К отцовскому дрянному характеру прилагалась квартира на Тихом Компросе, норковая шуба, театр по воскресеньям, возможность учить меня в гимназии на Сибирской и покупать клетчатые юбочки и хорошенькие платья, как у юных англичанок, что гуляют в саду у озера Серпентайн.

Самое странное, что я не знаю, была ли она права. Возможно. Неизвестно, как бы меня покорёжили дворовая школа, макароны цвета мертвечины и шмотки из социального магазина. Нищета калечит душу не хуже богатства. Разумеется, до меня это кто-то уже сказал. Я всегда на вторых ролях. Повторяю сказанное на свой манер. На то и переводчик.

Нам обеим не хотелось обратно к бабушке и дедушке, в их сорок пять квадратов со смежными комнатами. Маме в таком случае полагалось бы ходить через овраг, мимо воющих сторожевиков в гнилых будках, на остановку; смотреть, притопывая старыми сапожками, на дым, который откашливают трубы ТЭЦ; вталкиваться в идущие на завод бензиново-тошнотные автобусы, отслужившие своё ещё в Германии. Секрет Полишинеля: качественные немецкие наклейки с названиями кёльнских и гамбургских штрассе не отмывались со стенок салона, но маршруты пролегали теперь по Чкалова, Кирсанова и Борчанинова.

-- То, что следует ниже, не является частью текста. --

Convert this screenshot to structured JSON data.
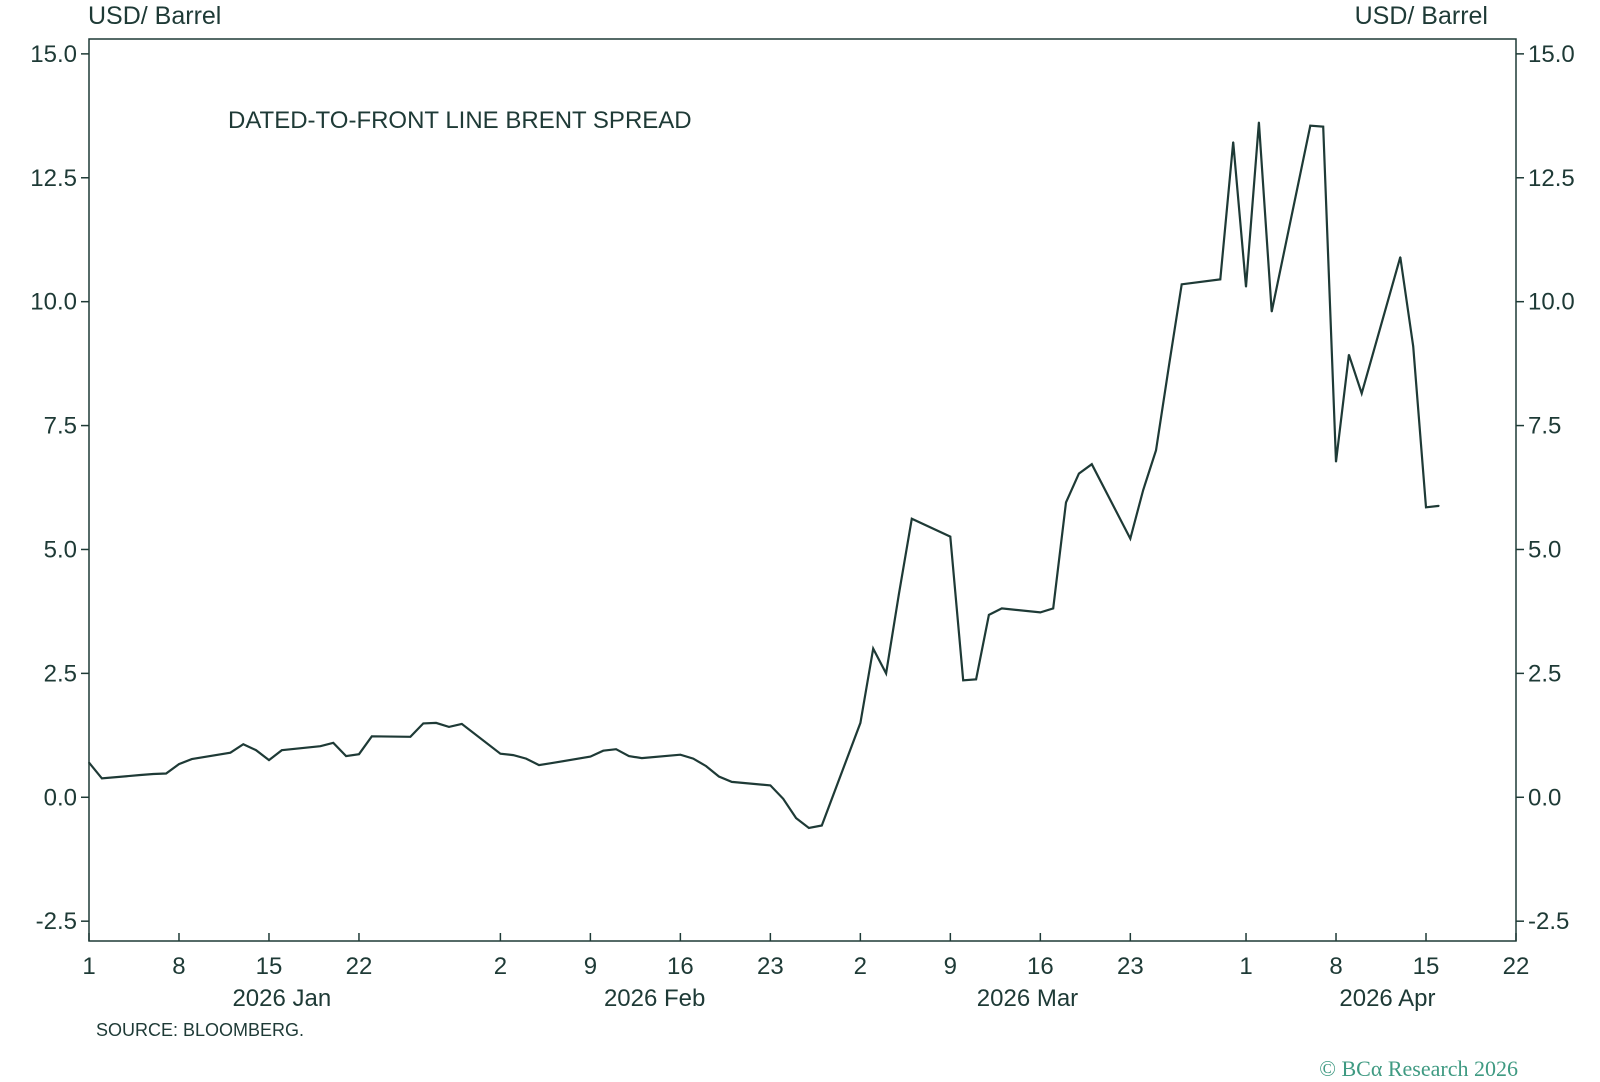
{
  "chart_data": {
    "type": "line",
    "title": "DATED-TO-FRONT LINE BRENT SPREAD",
    "ylabel_left": "USD/ Barrel",
    "ylabel_right": "USD/ Barrel",
    "ylim": [
      -2.9,
      15.3
    ],
    "yticks": [
      -2.5,
      0.0,
      2.5,
      5.0,
      7.5,
      10.0,
      12.5,
      15.0
    ],
    "ytick_labels": [
      "-2.5",
      "0.0",
      "2.5",
      "5.0",
      "7.5",
      "10.0",
      "12.5",
      "15.0"
    ],
    "xlim": [
      "2026-01-01",
      "2026-04-22"
    ],
    "xticks": [
      "2026-01-01",
      "2026-01-08",
      "2026-01-15",
      "2026-01-22",
      "2026-02-02",
      "2026-02-09",
      "2026-02-16",
      "2026-02-23",
      "2026-03-02",
      "2026-03-09",
      "2026-03-16",
      "2026-03-23",
      "2026-04-01",
      "2026-04-08",
      "2026-04-15",
      "2026-04-22"
    ],
    "xtick_labels": [
      "1",
      "8",
      "15",
      "22",
      "2",
      "9",
      "16",
      "23",
      "2",
      "9",
      "16",
      "23",
      "1",
      "8",
      "15",
      "22"
    ],
    "month_labels": [
      {
        "date": "2026-01-16",
        "label": "2026 Jan"
      },
      {
        "date": "2026-02-14",
        "label": "2026 Feb"
      },
      {
        "date": "2026-03-15",
        "label": "2026 Mar"
      },
      {
        "date": "2026-04-12",
        "label": "2026 Apr"
      }
    ],
    "grid": false,
    "series": [
      {
        "color": "#1e3a36",
        "points": [
          [
            "2026-01-01",
            0.7
          ],
          [
            "2026-01-02",
            0.38
          ],
          [
            "2026-01-05",
            0.45
          ],
          [
            "2026-01-06",
            0.47
          ],
          [
            "2026-01-07",
            0.48
          ],
          [
            "2026-01-08",
            0.67
          ],
          [
            "2026-01-09",
            0.77
          ],
          [
            "2026-01-12",
            0.9
          ],
          [
            "2026-01-13",
            1.07
          ],
          [
            "2026-01-14",
            0.95
          ],
          [
            "2026-01-15",
            0.75
          ],
          [
            "2026-01-16",
            0.95
          ],
          [
            "2026-01-19",
            1.03
          ],
          [
            "2026-01-20",
            1.1
          ],
          [
            "2026-01-21",
            0.83
          ],
          [
            "2026-01-22",
            0.87
          ],
          [
            "2026-01-23",
            1.23
          ],
          [
            "2026-01-26",
            1.22
          ],
          [
            "2026-01-27",
            1.49
          ],
          [
            "2026-01-28",
            1.5
          ],
          [
            "2026-01-29",
            1.42
          ],
          [
            "2026-01-30",
            1.48
          ],
          [
            "2026-02-02",
            0.88
          ],
          [
            "2026-02-03",
            0.85
          ],
          [
            "2026-02-04",
            0.78
          ],
          [
            "2026-02-05",
            0.65
          ],
          [
            "2026-02-06",
            0.69
          ],
          [
            "2026-02-09",
            0.82
          ],
          [
            "2026-02-10",
            0.94
          ],
          [
            "2026-02-11",
            0.97
          ],
          [
            "2026-02-12",
            0.83
          ],
          [
            "2026-02-13",
            0.79
          ],
          [
            "2026-02-16",
            0.86
          ],
          [
            "2026-02-17",
            0.78
          ],
          [
            "2026-02-18",
            0.63
          ],
          [
            "2026-02-19",
            0.42
          ],
          [
            "2026-02-20",
            0.31
          ],
          [
            "2026-02-23",
            0.24
          ],
          [
            "2026-02-24",
            -0.03
          ],
          [
            "2026-02-25",
            -0.42
          ],
          [
            "2026-02-26",
            -0.62
          ],
          [
            "2026-02-27",
            -0.57
          ],
          [
            "2026-03-02",
            1.5
          ],
          [
            "2026-03-03",
            3.0
          ],
          [
            "2026-03-04",
            2.5
          ],
          [
            "2026-03-05",
            4.1
          ],
          [
            "2026-03-06",
            5.62
          ],
          [
            "2026-03-09",
            5.26
          ],
          [
            "2026-03-10",
            2.36
          ],
          [
            "2026-03-11",
            2.38
          ],
          [
            "2026-03-12",
            3.68
          ],
          [
            "2026-03-13",
            3.81
          ],
          [
            "2026-03-16",
            3.73
          ],
          [
            "2026-03-17",
            3.81
          ],
          [
            "2026-03-18",
            5.95
          ],
          [
            "2026-03-19",
            6.53
          ],
          [
            "2026-03-20",
            6.72
          ],
          [
            "2026-03-23",
            5.22
          ],
          [
            "2026-03-24",
            6.2
          ],
          [
            "2026-03-25",
            7.0
          ],
          [
            "2026-03-26",
            8.7
          ],
          [
            "2026-03-27",
            10.35
          ],
          [
            "2026-03-30",
            10.45
          ],
          [
            "2026-03-31",
            13.22
          ],
          [
            "2026-04-01",
            10.3
          ],
          [
            "2026-04-02",
            13.62
          ],
          [
            "2026-04-03",
            9.8
          ],
          [
            "2026-04-06",
            13.55
          ],
          [
            "2026-04-07",
            13.53
          ],
          [
            "2026-04-08",
            6.77
          ],
          [
            "2026-04-09",
            8.93
          ],
          [
            "2026-04-10",
            8.15
          ],
          [
            "2026-04-13",
            10.9
          ],
          [
            "2026-04-14",
            9.1
          ],
          [
            "2026-04-15",
            5.85
          ],
          [
            "2026-04-16",
            5.88
          ]
        ]
      }
    ]
  },
  "footer": {
    "source": "SOURCE: BLOOMBERG.",
    "copyright": "© BCα Research 2026"
  }
}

Всюду толкаться, толкаться  в автобусе, на проходной, в магазине, потом дома, в прихожей, где одному-то трудно уместиться. Мама не умела толкаться. Локти у неё были мягкие, круглые, с ямочками.

Однажды она плакала, лёжа на диване. Шёлковый, в огромных журавлях, халат свешивался до пола. Я подлезла под нежную розовую руку с ободком дутого золотого кольца и ощутила запах: она пахла особенно, по-маминому. Я нюхала эту руку, как щенок. В детстве маму любишь иначе, по-животному сильно. Любовь тогда была больше, она не умещалась во мне, рвалась наружу. Мне не хотелось говорить с ней, только лежать и чувствовать запах, и чтобы она целовала меня в макушку. «Надейка моя!»

Тогда я считала, что мы вместе против отца. Потом поняла: нет, не вместе. У мамы строгий нейтралитет, как у Швейцарии.

Отец давал деньги, а взамен получал право бить кулаком по столу, выбрасывать вещи из окна в охраняемый двор, выворачивать в мусорное ведро мамины ужины и орать, орать, орать.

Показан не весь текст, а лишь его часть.